Perhaps the real question is how fast is the progress in vaccination. Perhaps it took weeks to get to the dark circle and then days to get beyond. In order to improve this data visualization, we must first decide what the question really is.


Now let's get to those nested bubbles. The bubble chart is a format that is not "sufficient," by which I mean the visual by itself does not convey the data without the help of aids such as labels. Try to answer the following questions:


In my view, if your answer to the last question is anything more than 5 seconds, the dataviz has failed. A successful data visualization should not make readers solve puzzles.

The first two questions depict the confusing nature of concentric circle diagrams. The first data point is coded to the inner circle. Where is the second data point? Is it encoded to the outer circle, or just the outer ring?

In either case, human brains are not trained to compare circular areas. For question 1, the outer circle is 70% larger than the smaller circle. For question 2, the ring is 70% of the area of the dark blue circle. If you're thinking those numbers seem unreasonable, I can tell you that was my first reaction too! So I made the following to convince myself that the calculation was correct:


Circular areas offer misleading visual cues, and should be used sparingly.

[P.S. 2/10/2021. In the next post, I sketch out an alternative dataviz for this dataset.]

Illustrating differential growth rates

Reader Mirko was concerned about a video published in Germany that shows why the new coronavirus variant is dangerous. He helpfully provided a summary of the transcript:

The South African and the British mutations of the SARS-COV-2 virus are spreading faster than the original virus. On average, one infected person infects more people than before. Researchers believe the new variant is 50 to 70 % more transmissible.

Here are two key moments in the video:


This seems to be saying the original virus (left side) replicates 3 times inside the infected person while the new variant (right side) replicates 19 times.
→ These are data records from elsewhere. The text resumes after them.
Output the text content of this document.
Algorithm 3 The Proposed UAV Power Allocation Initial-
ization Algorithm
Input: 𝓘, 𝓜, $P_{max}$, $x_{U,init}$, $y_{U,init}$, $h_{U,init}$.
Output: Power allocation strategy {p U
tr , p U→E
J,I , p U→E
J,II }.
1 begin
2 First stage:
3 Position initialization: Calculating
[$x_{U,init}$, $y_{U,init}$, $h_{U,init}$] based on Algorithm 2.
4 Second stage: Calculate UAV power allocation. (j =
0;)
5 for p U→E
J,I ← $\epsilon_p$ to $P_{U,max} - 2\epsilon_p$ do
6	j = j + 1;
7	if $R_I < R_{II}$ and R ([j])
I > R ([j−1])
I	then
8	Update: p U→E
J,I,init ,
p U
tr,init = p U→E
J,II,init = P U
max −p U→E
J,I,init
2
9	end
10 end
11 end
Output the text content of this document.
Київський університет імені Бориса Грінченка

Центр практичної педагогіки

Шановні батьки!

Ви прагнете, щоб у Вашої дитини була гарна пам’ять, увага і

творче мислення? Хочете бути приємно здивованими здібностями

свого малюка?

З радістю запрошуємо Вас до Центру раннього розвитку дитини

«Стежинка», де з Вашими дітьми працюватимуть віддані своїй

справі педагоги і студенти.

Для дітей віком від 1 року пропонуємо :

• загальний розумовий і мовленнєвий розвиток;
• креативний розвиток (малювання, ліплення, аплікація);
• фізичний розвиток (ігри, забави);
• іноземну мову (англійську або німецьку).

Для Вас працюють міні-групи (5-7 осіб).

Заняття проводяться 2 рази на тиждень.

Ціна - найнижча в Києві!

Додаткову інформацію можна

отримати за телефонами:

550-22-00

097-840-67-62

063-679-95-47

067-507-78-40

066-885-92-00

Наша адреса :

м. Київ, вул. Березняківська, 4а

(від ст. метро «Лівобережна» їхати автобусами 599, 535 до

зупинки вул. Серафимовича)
So we have a roughly 6-fold jump in viral replication.


Later in the video, it appears that every replicate of the old virus finds a new victim while the 19 replicates of the new variant land on 13 new people, meaning 6 replicates didn't find a host.
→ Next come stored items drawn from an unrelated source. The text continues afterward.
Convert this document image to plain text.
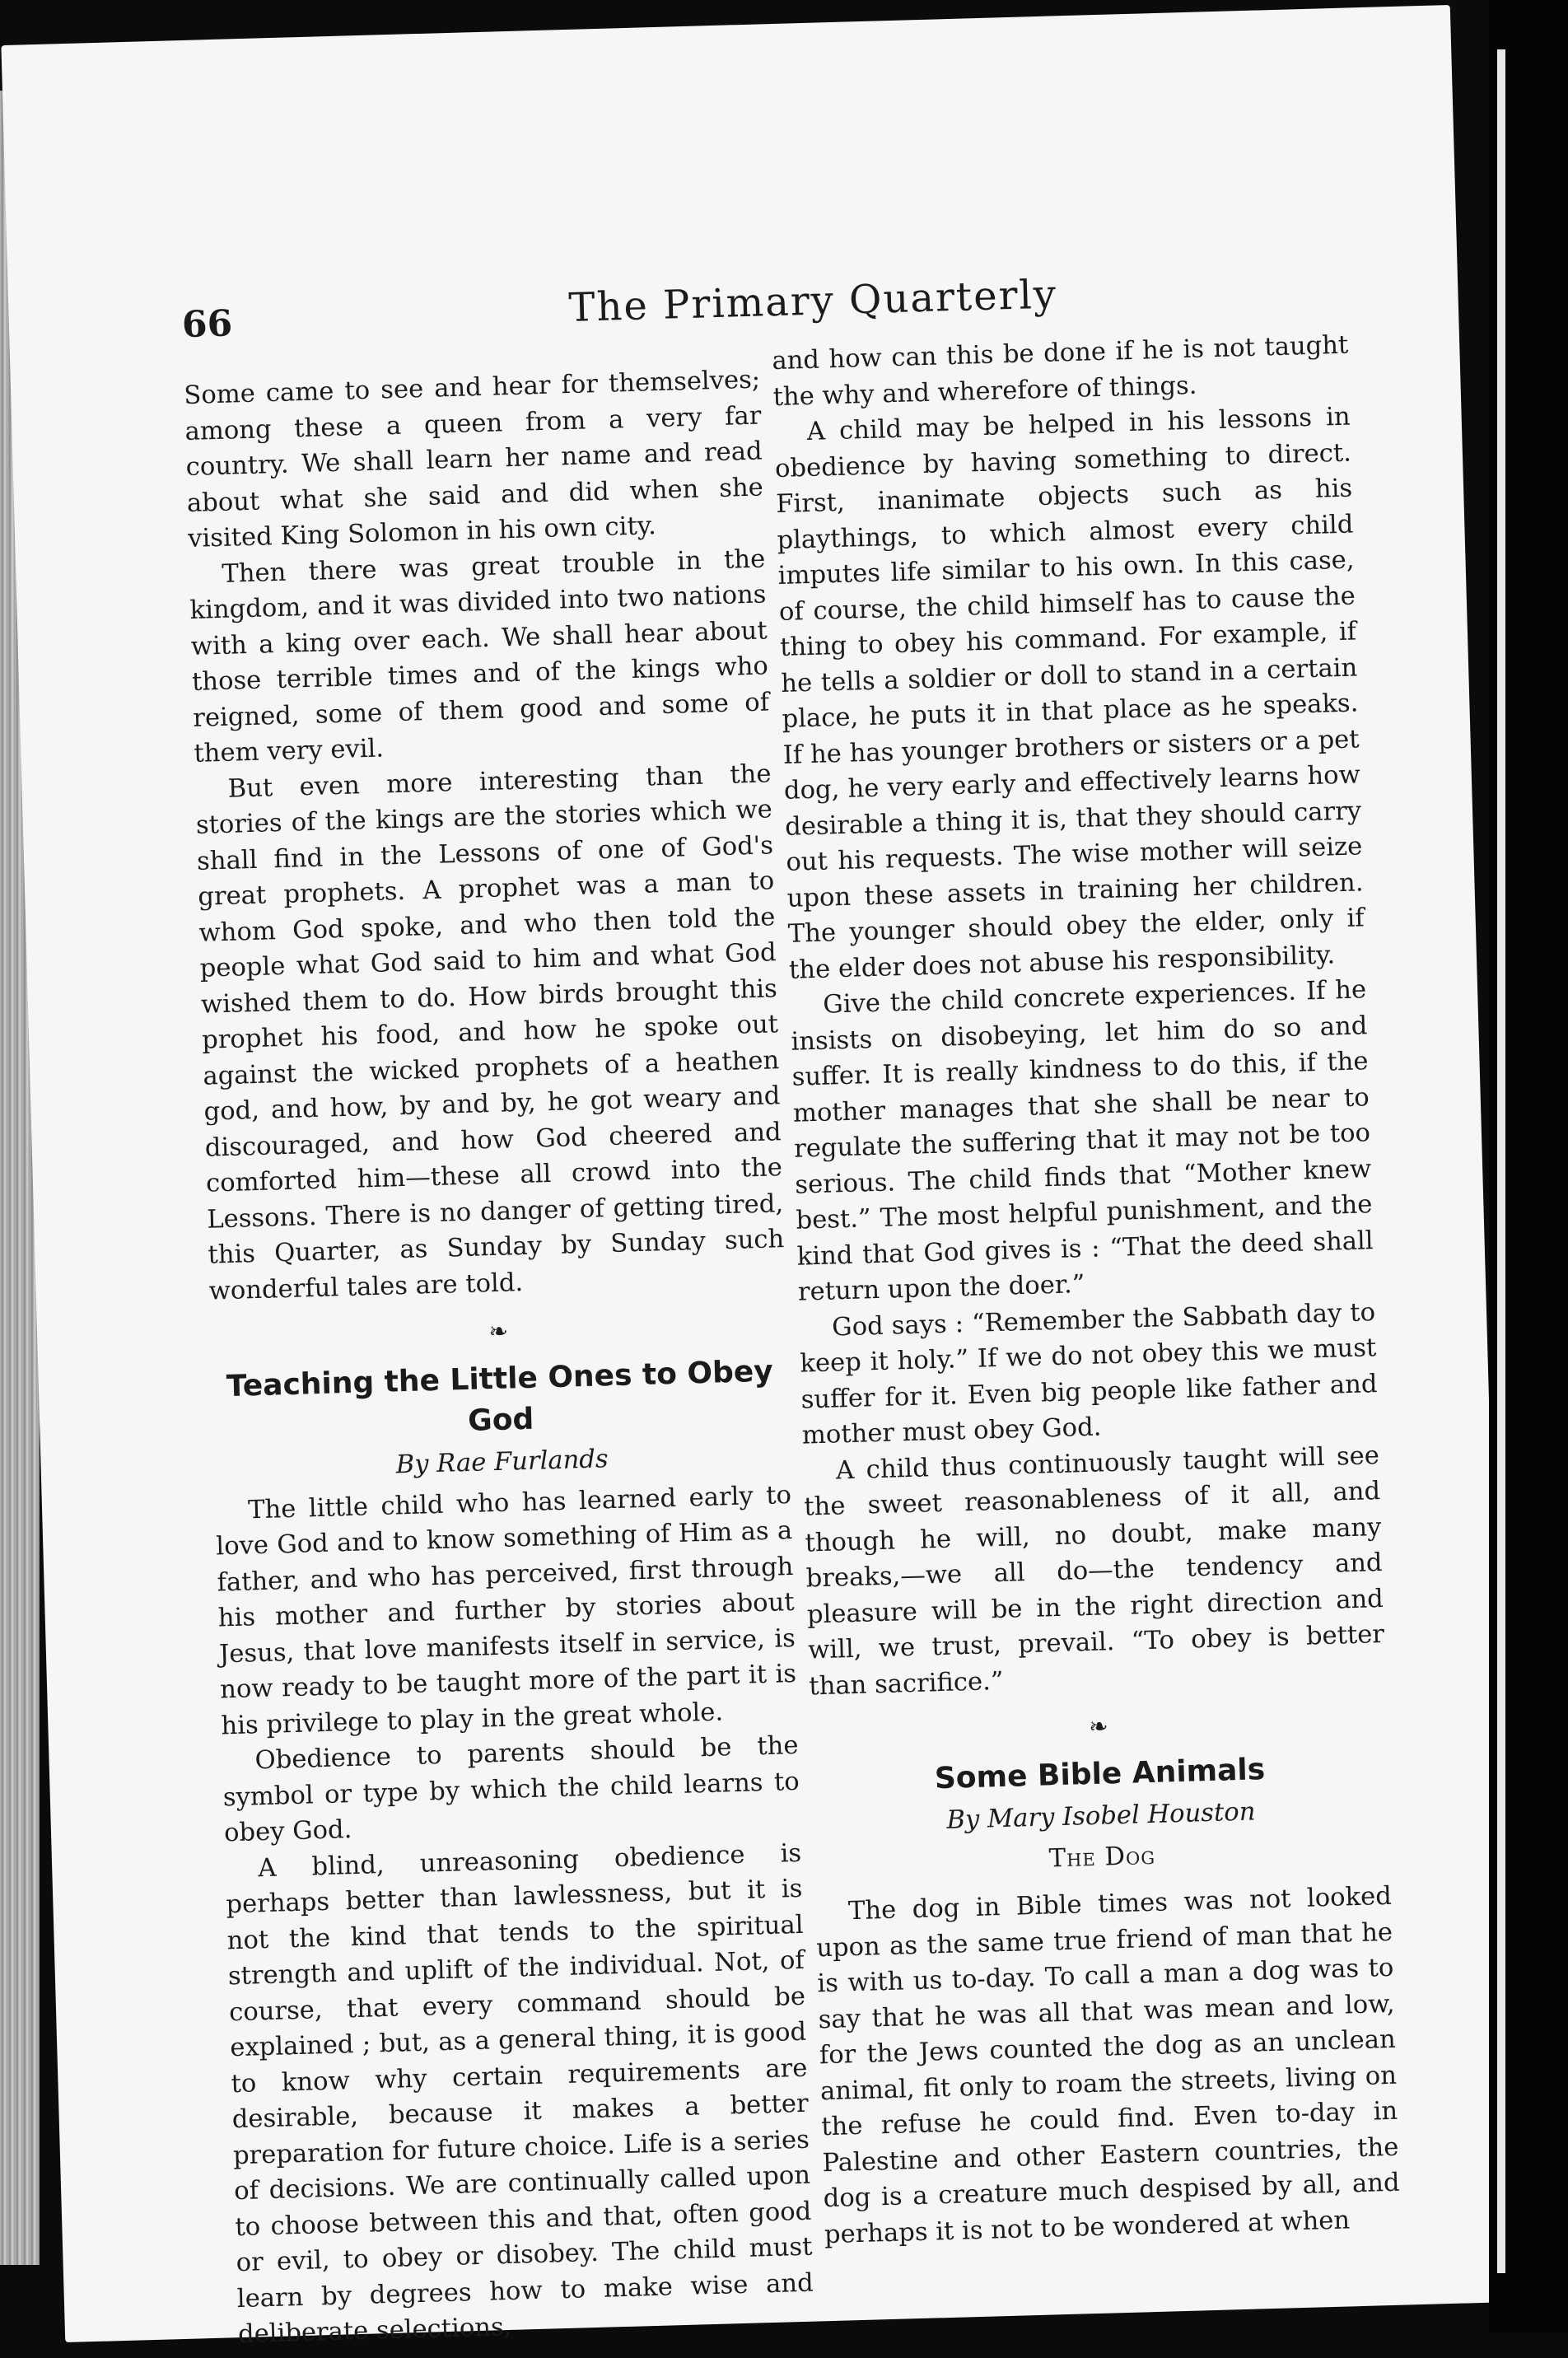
66	The Primary Quarterly

Some came to see and hear for themselves; among these a queen from a very far country. We shall learn her name and read about what she said and did when she visited King Solomon in his own city.

Then there was great trouble in the kingdom, and it was divided into two nations with a king over each. We shall hear about those terrible times and of the kings who reigned, some of them good and some of them very evil.

But even more interesting than the stories of the kings are the stories which we shall find in the Lessons of one of God's great prophets. A prophet was a man to whom God spoke, and who then told the people what God said to him and what God wished them to do. How birds brought this prophet his food, and how he spoke out against the wicked prophets of a heathen god, and how, by and by, he got weary and discouraged, and how God cheered and comforted him—these all crowd into the Lessons. There is no danger of getting tired, this Quarter, as Sunday by Sunday such wonderful tales are told.

❧
Teaching the Little Ones to Obey God
By Rae Furlands

The little child who has learned early to love God and to know something of Him as a father, and who has perceived, first through his mother and further by stories about Jesus, that love manifests itself in service, is now ready to be taught more of the part it is his privilege to play in the great whole.

Obedience to parents should be the symbol or type by which the child learns to obey God.

A blind, unreasoning obedience is perhaps better than lawlessness, but it is not the kind that tends to the spiritual strength and uplift of the individual. Not, of course, that every command should be explained ; but, as a general thing, it is good to know why certain requirements are desirable, because it makes a better preparation for future choice. Life is a series of decisions. We are continually called upon to choose between this and that, often good or evil, to obey or disobey. The child must learn by degrees how to make wise and deliberate selections,

and how can this be done if he is not taught the why and wherefore of things.

A child may be helped in his lessons in obedience by having something to direct. First, inanimate objects such as his playthings, to which almost every child imputes life similar to his own. In this case, of course, the child himself has to cause the thing to obey his command. For example, if he tells a soldier or doll to stand in a certain place, he puts it in that place as he speaks. If he has younger brothers or sisters or a pet dog, he very early and effectively learns how desirable a thing it is, that they should carry out his requests. The wise mother will seize upon these assets in training her children. The younger should obey the elder, only if the elder does not abuse his responsibility.

Give the child concrete experiences. If he insists on disobeying, let him do so and suffer. It is really kindness to do this, if the mother manages that she shall be near to regulate the suffering that it may not be too serious. The child finds that “Mother knew best.” The most helpful punishment, and the kind that God gives is : “That the deed shall return upon the doer.”

God says : “Remember the Sabbath day to keep it holy.” If we do not obey this we must suffer for it. Even big people like father and mother must obey God.

A child thus continuously taught will see the sweet reasonableness of it all, and though he will, no doubt, make many breaks,—we all do—the tendency and pleasure will be in the right direction and will, we trust, prevail. “To obey is better than sacrifice.”

❧
Some Bible Animals
By Mary Isobel Houston
The Dog

The dog in Bible times was not looked upon as the same true friend of man that he is with us to-day. To call a man a dog was to say that he was all that was mean and low, for the Jews counted the dog as an unclean animal, fit only to roam the streets, living on the refuse he could find. Even to-day in Palestine and other Eastern countries, the dog is a creature much despised by all, and perhaps it is not to be wondered at when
As Mirko pointed out, the visual appears to have run away from the data. (In our Trifecta Checkup, we have a problem with the arrow between the D and the V corners. What the visual is saying is not aligned with what the data are saying.)


It turns out that the scientists have been very confusing when talking about the infectiousness of this new variant. The most quoted line is that the British variant is "50 to 70 percent more transmissible". At first, I thought this is a comment on the famous "R number". Since the R number around December was roughly 1 in the U.K, the new variant might bring the R number up to 1.7.
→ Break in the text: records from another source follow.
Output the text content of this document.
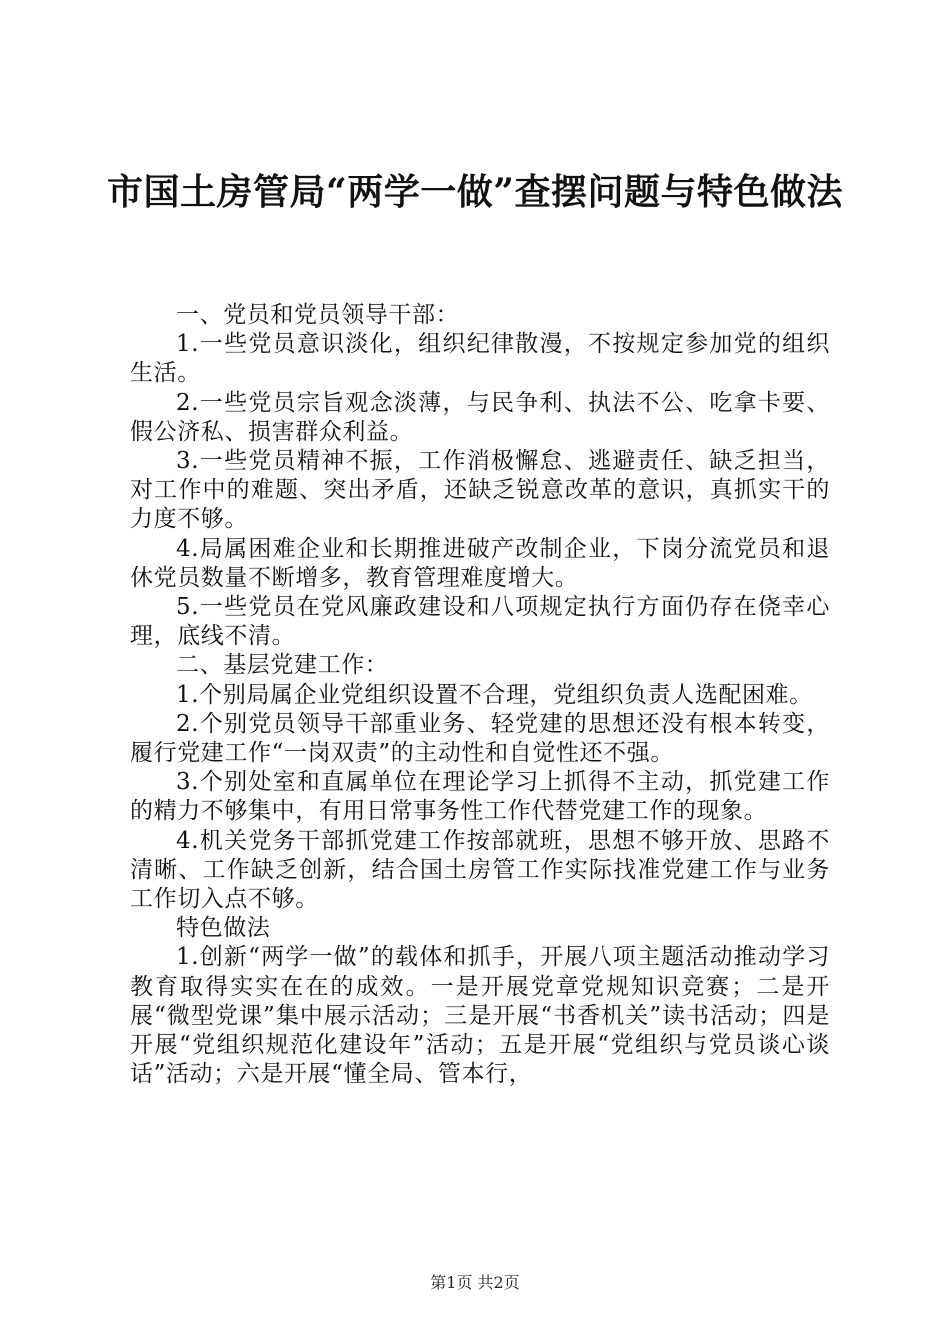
市国土房管局“两学一做”查摆问题与特色做法

一、党员和党员领导干部：

1.一些党员意识淡化，组织纪律散漫，不按规定参加党的组织生活。

2.一些党员宗旨观念淡薄，与民争利、执法不公、吃拿卡要、假公济私、损害群众利益。

3.一些党员精神不振，工作消极懈怠、逃避责任、缺乏担当，对工作中的难题、突出矛盾，还缺乏锐意改革的意识，真抓实干的力度不够。

4.局属困难企业和长期推进破产改制企业，下岗分流党员和退休党员数量不断增多，教育管理难度增大。

5.一些党员在党风廉政建设和八项规定执行方面仍存在侥幸心理，底线不清。

二、基层党建工作：

1.个别局属企业党组织设置不合理，党组织负责人选配困难。

2.个别党员领导干部重业务、轻党建的思想还没有根本转变，履行党建工作“一岗双责”的主动性和自觉性还不强。

3.个别处室和直属单位在理论学习上抓得不主动，抓党建工作的精力不够集中，有用日常事务性工作代替党建工作的现象。

4.机关党务干部抓党建工作按部就班，思想不够开放、思路不清晰、工作缺乏创新，结合国土房管工作实际找准党建工作与业务工作切入点不够。

特色做法

1.创新“两学一做”的载体和抓手，开展八项主题活动推动学习教育取得实实在在的成效。一是开展党章党规知识竞赛；二是开展“微型党课”集中展示活动；三是开展“书香机关”读书活动；四是开展“党组织规范化建设年”活动；五是开展“党组织与党员谈心谈话”活动；六是开展“懂全局、管本行，

第1页 共2页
However, that is not the case. From this article, it appears that being 5o to 70 percent more transmissible means R goes up from 1 to 1.4. R is interpreted as the average number of people infected by one infected person.

Mirko wonders if there is a better way to illustrate this. I'm sure there are many better ways. Here's one I whipped up:


The left side is for the 40% higher R number. Both sides start at the center with 10 infected people. At each time step, if R=1 (right side), each of the 10 people infects 10 others, so the total infections increase by 10 per time step. It's immediately obvious that a 40% higher R is very serious indeed. Starting with 10 infected people, in 10 steps, the total number of infections is almost 1,000, almost 10 times higher than when R is 1.

The lines of the graphs simulate the transmission chains. These are "average" transmission chains since R is an average number.


P.S. [1/29/2021: Added the missing link to the article in which it is reported that 50-70 percent more transmissible implies R increasing by 40%.]